顾丰登摇了摇头:“想达到那样的程度,光是篾丝就得练个一年半载。”
他主要的精力还在木雕上,自然不会花费这个功夫去钻研。
“你们以后再做竹编,也可以尝试多一些花样,拼花时利用竹的表面或者断面,拼成花型,比瓷胎竹编简单一些,但比一般的竹编好看许多。
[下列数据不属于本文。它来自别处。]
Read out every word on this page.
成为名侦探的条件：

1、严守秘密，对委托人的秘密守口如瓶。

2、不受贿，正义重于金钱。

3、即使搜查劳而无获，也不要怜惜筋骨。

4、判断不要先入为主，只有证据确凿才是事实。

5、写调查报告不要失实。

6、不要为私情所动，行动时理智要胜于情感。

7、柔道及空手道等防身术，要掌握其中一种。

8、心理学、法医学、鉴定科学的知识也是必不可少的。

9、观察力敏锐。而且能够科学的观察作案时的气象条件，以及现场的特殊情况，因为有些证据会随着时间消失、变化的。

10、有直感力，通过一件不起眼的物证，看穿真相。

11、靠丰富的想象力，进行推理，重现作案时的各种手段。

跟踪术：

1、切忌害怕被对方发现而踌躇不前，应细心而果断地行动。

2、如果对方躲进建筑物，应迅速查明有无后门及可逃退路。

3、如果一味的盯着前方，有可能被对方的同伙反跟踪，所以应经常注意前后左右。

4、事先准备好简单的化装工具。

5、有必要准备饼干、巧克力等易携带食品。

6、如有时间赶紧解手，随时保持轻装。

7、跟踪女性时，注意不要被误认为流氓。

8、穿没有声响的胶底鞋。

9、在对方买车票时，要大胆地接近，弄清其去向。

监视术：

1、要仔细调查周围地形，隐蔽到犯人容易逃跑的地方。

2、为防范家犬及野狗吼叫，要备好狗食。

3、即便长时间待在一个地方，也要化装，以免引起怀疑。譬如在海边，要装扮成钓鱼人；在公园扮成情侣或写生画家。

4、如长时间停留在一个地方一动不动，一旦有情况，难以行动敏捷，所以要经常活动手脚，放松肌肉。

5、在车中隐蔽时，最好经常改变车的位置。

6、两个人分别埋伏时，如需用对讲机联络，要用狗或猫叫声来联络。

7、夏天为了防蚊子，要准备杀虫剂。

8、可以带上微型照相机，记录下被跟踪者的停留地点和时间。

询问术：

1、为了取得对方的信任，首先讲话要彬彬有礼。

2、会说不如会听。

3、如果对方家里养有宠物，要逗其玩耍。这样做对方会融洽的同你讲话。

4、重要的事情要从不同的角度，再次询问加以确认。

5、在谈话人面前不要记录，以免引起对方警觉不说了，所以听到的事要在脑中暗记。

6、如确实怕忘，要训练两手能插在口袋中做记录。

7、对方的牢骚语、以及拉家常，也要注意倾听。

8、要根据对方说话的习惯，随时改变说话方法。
”
两人忙不迭的点头。
“你们看这个地方,如果拼色做不到,也可以通过染色,看起来差不多。”
刘大柱摇头如拨浪鼓:“师傅,你高估了我们的能力,您看起来觉得差不多的,到了我们手上那就是差很多。”
顾丰登恨铁不成钢的瞪着他们。
顾禾苗连忙转头去做自己的木工,他们木工活还没入门呢,哪儿能再分心学其他。
顾兴旺却不怕哥哥,拘着自己的小竹编走过来。
“送给哥哥。”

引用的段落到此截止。